I recently watched the "Lords of Dogtown" movie on DVD (the "Unleashed" version, which I'm guessing has more sex, drugs and foul language than the theatrical release did). It was directed by production designer-turned-director Catherine Hardwicke.

Not a great movie, but if you're at all interested in the skateboarding revival of the early-to-mid 70s you will probably enjoy it. It's a dramatized version of the true tale of some surfer kids from Venice, California (basically a slum by the beach) who invented the modern, "vertical" style of skateboarding, largely developed while skating in empty swimming pools (empty because of drought-like conditions in CA and the consequent water-usage restrictions). The kids would sneak into people's pools when the owners were away, and develop their craft.
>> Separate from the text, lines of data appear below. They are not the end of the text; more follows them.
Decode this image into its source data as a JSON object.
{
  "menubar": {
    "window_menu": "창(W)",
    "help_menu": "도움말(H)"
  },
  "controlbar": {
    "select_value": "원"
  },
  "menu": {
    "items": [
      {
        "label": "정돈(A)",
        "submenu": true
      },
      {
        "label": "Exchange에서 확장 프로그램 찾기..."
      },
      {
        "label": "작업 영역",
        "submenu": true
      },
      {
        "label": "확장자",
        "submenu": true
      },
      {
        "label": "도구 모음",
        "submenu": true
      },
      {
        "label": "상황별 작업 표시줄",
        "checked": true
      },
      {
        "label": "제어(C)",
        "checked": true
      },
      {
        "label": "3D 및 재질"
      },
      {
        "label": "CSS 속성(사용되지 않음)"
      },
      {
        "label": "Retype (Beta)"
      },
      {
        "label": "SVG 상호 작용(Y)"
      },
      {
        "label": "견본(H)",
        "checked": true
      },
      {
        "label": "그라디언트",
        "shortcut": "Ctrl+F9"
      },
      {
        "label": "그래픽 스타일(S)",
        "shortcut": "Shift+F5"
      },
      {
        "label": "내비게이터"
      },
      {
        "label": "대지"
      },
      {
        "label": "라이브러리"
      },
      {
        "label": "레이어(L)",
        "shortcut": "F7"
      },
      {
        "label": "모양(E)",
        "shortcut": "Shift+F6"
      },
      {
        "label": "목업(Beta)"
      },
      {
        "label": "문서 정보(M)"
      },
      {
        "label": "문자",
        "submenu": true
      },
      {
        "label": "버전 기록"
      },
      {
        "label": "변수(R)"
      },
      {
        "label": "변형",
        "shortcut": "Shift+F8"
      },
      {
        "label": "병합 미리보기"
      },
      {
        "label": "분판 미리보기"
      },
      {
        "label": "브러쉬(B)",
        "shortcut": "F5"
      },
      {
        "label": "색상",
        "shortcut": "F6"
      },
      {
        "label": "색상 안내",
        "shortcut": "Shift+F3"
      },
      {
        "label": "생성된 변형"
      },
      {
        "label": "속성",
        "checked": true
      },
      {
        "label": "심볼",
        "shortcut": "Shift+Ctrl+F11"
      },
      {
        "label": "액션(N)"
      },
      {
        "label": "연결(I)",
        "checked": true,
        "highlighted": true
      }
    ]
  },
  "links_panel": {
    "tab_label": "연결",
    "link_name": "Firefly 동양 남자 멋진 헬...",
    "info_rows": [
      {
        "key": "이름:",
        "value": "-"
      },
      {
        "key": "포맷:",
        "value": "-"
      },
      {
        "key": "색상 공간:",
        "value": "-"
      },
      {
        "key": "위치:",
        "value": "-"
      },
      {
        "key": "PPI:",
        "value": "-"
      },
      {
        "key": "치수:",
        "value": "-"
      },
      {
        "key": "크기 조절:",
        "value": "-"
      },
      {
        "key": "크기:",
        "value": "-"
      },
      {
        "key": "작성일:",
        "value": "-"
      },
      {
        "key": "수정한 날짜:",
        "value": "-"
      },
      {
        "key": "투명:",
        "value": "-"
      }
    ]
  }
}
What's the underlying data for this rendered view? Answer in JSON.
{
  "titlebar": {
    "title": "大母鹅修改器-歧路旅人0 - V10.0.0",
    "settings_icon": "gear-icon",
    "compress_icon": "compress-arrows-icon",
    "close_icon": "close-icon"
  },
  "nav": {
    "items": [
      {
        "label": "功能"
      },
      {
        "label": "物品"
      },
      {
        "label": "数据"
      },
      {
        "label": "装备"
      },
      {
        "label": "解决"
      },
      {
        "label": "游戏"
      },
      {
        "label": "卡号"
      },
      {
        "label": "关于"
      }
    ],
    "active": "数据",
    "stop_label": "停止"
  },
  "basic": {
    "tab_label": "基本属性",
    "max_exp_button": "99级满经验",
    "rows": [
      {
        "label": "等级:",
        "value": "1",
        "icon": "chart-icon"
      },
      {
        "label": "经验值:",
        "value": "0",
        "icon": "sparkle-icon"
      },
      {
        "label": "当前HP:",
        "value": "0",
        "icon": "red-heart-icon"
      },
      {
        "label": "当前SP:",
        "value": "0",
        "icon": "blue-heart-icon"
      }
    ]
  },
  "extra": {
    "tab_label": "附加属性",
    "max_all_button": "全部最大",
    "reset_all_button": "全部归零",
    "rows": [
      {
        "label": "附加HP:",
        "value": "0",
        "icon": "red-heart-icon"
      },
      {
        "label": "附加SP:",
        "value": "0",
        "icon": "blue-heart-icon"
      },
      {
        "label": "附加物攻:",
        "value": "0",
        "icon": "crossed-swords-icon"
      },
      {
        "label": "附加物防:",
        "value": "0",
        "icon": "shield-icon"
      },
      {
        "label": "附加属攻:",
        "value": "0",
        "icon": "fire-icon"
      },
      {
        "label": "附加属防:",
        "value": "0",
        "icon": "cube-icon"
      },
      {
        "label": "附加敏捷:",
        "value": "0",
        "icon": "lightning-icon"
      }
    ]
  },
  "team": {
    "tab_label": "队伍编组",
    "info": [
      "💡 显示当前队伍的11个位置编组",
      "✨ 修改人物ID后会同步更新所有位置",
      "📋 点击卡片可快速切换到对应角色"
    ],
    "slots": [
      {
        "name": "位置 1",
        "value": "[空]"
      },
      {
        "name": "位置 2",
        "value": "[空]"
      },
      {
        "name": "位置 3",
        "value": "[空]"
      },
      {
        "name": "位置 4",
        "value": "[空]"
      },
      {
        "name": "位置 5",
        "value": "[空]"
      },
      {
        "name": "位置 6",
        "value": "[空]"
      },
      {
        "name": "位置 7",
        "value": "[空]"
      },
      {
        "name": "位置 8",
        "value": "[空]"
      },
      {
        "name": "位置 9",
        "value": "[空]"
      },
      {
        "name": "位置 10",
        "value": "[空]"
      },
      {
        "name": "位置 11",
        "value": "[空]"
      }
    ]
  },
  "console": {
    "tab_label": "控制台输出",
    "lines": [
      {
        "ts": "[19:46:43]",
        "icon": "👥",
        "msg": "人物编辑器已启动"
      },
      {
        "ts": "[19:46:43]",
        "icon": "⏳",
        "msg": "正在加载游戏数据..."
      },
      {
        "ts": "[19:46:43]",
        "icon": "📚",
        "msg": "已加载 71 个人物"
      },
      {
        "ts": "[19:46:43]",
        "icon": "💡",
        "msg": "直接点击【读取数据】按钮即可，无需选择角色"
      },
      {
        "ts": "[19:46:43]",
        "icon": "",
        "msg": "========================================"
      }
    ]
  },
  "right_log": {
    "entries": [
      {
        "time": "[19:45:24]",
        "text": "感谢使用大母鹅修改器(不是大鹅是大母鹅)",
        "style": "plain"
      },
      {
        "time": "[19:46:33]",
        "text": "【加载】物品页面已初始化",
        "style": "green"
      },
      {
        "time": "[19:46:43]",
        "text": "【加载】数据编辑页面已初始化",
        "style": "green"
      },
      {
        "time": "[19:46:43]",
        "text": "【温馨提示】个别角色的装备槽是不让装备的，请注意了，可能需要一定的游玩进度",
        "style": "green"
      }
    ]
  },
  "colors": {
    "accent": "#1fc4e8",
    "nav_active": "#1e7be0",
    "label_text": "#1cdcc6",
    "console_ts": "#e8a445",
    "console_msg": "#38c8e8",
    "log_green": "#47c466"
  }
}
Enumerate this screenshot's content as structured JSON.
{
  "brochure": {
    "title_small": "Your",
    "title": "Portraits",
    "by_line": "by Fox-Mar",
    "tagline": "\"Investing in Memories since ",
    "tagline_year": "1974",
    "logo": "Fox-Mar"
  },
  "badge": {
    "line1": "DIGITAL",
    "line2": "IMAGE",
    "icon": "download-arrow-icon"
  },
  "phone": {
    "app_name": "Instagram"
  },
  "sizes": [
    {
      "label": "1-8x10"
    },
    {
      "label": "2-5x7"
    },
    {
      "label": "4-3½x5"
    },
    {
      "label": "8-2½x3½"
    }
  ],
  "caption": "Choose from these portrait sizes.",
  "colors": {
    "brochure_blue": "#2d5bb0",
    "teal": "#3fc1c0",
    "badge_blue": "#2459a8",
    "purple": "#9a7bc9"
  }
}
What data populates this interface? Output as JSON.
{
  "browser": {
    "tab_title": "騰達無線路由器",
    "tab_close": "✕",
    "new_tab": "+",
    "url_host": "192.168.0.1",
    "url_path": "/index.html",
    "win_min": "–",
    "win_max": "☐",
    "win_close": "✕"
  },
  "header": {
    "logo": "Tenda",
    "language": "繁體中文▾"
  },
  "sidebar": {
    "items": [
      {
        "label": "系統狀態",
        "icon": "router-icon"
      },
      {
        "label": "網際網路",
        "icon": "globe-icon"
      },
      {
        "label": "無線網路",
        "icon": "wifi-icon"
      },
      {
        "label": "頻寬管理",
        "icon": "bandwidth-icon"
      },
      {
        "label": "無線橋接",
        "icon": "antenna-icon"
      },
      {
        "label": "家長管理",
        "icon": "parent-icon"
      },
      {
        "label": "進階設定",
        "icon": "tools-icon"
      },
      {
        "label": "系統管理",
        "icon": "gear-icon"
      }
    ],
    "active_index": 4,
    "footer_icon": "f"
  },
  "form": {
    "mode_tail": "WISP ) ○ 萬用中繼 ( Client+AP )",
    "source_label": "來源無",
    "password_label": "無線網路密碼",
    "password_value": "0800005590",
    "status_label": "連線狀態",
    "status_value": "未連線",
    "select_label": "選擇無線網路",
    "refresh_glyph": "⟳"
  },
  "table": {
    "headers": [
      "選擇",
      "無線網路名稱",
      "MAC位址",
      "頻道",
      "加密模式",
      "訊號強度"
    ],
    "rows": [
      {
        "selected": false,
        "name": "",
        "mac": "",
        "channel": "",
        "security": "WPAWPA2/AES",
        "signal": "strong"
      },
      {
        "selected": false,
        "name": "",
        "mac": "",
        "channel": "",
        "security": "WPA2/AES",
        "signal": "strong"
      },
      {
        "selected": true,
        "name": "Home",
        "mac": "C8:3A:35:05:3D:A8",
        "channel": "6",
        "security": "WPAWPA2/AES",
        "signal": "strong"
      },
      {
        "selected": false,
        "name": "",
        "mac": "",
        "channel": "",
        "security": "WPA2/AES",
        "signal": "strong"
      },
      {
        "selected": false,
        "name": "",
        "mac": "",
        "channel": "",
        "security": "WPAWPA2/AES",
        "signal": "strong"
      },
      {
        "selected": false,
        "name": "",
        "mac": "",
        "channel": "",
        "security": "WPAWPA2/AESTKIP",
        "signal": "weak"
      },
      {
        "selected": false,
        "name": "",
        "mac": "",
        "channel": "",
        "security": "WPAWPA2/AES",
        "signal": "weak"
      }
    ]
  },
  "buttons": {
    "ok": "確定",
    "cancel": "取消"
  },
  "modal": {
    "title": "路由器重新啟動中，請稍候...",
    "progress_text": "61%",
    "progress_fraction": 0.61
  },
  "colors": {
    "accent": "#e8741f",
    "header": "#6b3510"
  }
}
I really enjoy watching skateboarding, and these actors did a decent job of it. The acting itself wasn't all that great, with the exception of Heath Ledger who was pretty good as the surf shop owner Skip Engblom who put the team together. I think the main reason I liked this movie at all is the nostalgia factor. I had a skateboard in my preteen and early teen years, right around the time period this movie is set. I never knew anything about the Z-boys but it's interesting now to see how it all came about.

These kids were no angels, and their lack of respect for property rights and lack of morals in general (some characters much worse than others, like the punk hoodlum Jay Adams, played by Emile Hirsch) was somewhat of a turnoff. Their screwed-up parents, as portrayed in the movie, at least, were certainly no role models so I have to cut the kids some slack there.

I was intrigued enough by this film to want to check out the "Dogtown and Z-Boys" documentary that was made a few years earlier by one of the skaters, Stacey Peralta. (who also wrote the screenplay for Lords of Dogtown). I'll try to post a review of that one if I ever get around to seeing it.